Another activity today is a meeting between an audience in CBC/AV's video studio and two participants from Bassett Healthcare in Cooperstown, N.Y., who were unable to make it to the campus. The equipment for videoconferencing includes a television with a remote-control camera positioned on top that looks at whatever is facing the television. Videoconferencing allows two or more parties to be at separate locations while having a face-to-face meeting-a sort of video conference call with personality.
The videoconferencing equipment is used for distance learning and telemedicine. For example, the students in a School of Public Health course taught from the CBC/AV studio sit in a classroom downtown at the New York City Health Department. In addition, CBC/AV has satellite conferencing capabilities also allowing for both audio and video links.
|Eric Capstick and Jeff Szmulewicz shooting a video on location in Latin America.|
|Graphic artist Brian Soda says producing slides with his computer system provides "instant gratification."|
Mr. Szmulewicz emphasizes the value of distance learning technology. "In today's global society it's necessary to communicate with colleagues around the world. We have the resources and technology to provide our faculty with the power to exchange information and we'd like to see members of the CPMC community use those resources to a greater extent, permitting them to disseminate their knowledge and thoughts to a universal audience.

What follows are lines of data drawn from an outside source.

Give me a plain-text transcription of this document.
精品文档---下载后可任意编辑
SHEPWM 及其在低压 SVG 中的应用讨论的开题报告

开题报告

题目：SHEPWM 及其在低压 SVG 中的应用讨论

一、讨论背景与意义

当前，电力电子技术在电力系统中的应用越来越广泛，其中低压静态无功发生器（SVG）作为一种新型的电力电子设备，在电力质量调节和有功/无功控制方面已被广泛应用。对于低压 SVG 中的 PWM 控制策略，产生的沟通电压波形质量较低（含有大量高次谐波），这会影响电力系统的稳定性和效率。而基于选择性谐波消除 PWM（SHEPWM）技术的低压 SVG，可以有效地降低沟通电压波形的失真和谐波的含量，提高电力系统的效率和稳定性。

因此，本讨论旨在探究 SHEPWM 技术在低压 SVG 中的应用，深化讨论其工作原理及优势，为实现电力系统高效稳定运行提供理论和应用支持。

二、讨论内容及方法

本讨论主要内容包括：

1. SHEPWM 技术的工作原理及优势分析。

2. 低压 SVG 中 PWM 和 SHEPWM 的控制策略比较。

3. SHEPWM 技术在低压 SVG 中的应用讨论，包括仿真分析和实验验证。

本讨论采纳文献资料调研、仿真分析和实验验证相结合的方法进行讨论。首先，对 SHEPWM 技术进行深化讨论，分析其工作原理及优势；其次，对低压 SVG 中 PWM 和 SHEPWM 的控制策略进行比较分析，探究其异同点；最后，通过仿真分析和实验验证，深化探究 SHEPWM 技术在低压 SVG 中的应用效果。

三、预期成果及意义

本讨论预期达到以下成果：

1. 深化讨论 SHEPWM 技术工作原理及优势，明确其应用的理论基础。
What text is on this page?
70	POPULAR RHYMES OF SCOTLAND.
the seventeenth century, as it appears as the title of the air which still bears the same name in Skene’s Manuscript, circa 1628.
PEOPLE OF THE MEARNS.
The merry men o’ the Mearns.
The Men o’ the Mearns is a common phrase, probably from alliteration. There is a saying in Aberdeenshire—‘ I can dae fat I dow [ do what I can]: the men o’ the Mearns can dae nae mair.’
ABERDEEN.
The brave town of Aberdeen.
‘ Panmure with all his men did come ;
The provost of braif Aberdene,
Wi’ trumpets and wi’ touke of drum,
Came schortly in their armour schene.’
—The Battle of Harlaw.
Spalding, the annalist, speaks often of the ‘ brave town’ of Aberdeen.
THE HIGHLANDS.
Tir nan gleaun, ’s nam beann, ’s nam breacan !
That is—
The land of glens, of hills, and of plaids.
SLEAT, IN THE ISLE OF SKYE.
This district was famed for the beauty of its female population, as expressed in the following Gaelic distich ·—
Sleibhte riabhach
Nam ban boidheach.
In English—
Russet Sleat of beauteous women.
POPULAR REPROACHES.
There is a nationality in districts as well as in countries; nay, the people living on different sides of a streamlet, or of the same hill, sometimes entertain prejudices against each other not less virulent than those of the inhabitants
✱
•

"Our growth potential is unlimited in this era of telecommunications. And with foresight, we can excel in conveying important messages and knowledge to the global community." Which takes us back to Dr. Charon's video shoot, now drawing to a close. Her video series is not intended for global use, but it does represent a theme with no borders. Just as physicians are more effective when they practice the art of graceful communication, a world-class medical school can only benefit from use of the latest media technologies at its fingertips.